Hi Karen, hi everyone! I should have introduced our family some time ago: my husband John and I adopted our wonderful little Anna-Li (we call her Li-Li) from the HengFeng Social Welfare Institute about 4 hours from Nanchang, China in Feb 2007 when she was just a wee 1 YO. We quickly found that she was profoundly, bilaterally deaf and began learning ASL as a family and participating in ASL-based early intervention as fast as we could. Li-Li's first cochlear implant was activated in Oct '07, and her 2nd in October '08, with much thanks to the brilliant and comically acerbic Dr. Roberson. She has been participating in 3X weekly aural rehabilitation sessions with 3 fantastic SLPs and attended an ASL/English language daycare center(we both work full time) at a bi-bi school about an hour away from our home in MA -- the Learning Center for the Deaf in Framingham -- for the past 18 months until she turned 3 two weeks ago. She has just started in a self-contained "acoustic access" preK class of 6 deaf kids w/CIs and a CODA at TLC, thanks to an amazing, heartwarming and painless IEP and placement process led by our local school district and our wonderful Early Intervention program, with tremendous support by Children's Hospital Boston's Deaf & Hard of Hearing Program and their CI Clinic. With all of this incredible support, she's speaking, hearing and signing with 'mild language delays' according to her most recent evaluations.

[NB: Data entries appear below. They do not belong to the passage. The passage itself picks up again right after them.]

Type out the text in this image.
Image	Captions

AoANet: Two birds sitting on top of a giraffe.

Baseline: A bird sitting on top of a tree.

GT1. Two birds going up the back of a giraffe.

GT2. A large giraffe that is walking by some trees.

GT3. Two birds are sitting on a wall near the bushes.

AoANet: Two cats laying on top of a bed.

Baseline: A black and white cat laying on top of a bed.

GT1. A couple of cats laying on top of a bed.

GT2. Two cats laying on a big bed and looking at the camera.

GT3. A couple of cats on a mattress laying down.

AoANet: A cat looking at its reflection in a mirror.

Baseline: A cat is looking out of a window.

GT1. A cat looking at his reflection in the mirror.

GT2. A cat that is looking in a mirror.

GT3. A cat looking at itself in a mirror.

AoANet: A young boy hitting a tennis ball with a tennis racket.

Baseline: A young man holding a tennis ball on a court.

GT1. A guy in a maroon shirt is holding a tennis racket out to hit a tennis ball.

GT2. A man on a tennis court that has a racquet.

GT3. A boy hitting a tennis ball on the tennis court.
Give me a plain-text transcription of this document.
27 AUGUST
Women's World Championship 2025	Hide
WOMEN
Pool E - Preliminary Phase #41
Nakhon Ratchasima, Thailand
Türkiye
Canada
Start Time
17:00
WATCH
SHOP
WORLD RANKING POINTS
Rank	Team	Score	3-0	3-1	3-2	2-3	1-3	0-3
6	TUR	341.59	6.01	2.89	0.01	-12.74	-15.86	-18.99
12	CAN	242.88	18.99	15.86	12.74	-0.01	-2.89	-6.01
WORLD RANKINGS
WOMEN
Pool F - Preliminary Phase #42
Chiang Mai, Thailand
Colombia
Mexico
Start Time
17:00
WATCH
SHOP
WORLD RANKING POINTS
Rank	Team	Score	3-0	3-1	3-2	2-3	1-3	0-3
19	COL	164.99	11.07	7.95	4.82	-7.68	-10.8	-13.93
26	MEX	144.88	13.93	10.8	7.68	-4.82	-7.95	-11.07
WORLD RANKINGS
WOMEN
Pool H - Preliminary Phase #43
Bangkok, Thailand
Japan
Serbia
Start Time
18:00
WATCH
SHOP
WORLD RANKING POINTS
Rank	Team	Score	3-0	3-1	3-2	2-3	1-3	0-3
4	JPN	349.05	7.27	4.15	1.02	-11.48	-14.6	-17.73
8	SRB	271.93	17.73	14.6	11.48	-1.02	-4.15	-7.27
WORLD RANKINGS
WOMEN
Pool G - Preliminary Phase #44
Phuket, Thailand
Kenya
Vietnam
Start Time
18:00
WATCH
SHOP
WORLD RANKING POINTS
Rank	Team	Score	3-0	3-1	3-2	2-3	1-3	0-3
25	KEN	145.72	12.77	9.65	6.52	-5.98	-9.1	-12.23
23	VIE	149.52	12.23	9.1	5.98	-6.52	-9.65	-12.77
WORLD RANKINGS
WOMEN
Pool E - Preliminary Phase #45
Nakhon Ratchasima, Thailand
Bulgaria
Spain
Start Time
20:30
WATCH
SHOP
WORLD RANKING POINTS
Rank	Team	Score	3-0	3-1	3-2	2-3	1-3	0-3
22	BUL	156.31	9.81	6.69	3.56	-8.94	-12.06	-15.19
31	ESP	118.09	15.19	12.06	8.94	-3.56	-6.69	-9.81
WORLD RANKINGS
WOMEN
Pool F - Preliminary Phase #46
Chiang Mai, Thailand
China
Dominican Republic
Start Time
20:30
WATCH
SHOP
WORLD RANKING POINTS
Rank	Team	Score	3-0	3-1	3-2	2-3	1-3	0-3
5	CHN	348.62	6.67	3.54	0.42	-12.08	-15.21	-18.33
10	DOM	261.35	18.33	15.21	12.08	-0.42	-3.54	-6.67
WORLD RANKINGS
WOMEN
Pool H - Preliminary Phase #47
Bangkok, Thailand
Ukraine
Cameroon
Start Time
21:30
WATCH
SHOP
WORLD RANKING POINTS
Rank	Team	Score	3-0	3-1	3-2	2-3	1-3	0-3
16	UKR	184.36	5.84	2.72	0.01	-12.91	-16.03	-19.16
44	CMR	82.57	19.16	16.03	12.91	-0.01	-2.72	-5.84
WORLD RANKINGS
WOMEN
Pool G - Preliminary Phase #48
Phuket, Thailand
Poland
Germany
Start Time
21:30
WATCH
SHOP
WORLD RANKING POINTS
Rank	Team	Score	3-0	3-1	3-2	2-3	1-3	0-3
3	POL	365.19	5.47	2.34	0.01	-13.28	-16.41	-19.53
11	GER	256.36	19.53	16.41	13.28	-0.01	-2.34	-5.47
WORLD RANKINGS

I am, of course, impatiently waiting for her to begin reciting Shakespeare from memory, but for the moment I'm thrilled with her fine command of the Ling sounds, the occasional 5 word sentence, some impromptu (grammatically correct) ASL translations of her favorite movie moments, and a pitch perfect rendition of her favorite Feist song (1234). But we do wrangle with one major developmental delay: after cruising through the terrible twos with maybe one or two tantrums at the very most, we're only now experiencing The Terrible Twos, at the ripe old age of 3. We just had to develop that independent spirit, didn't we?
We really look forward to being part of this group (although I feel like I know so many of you already from your blogs)!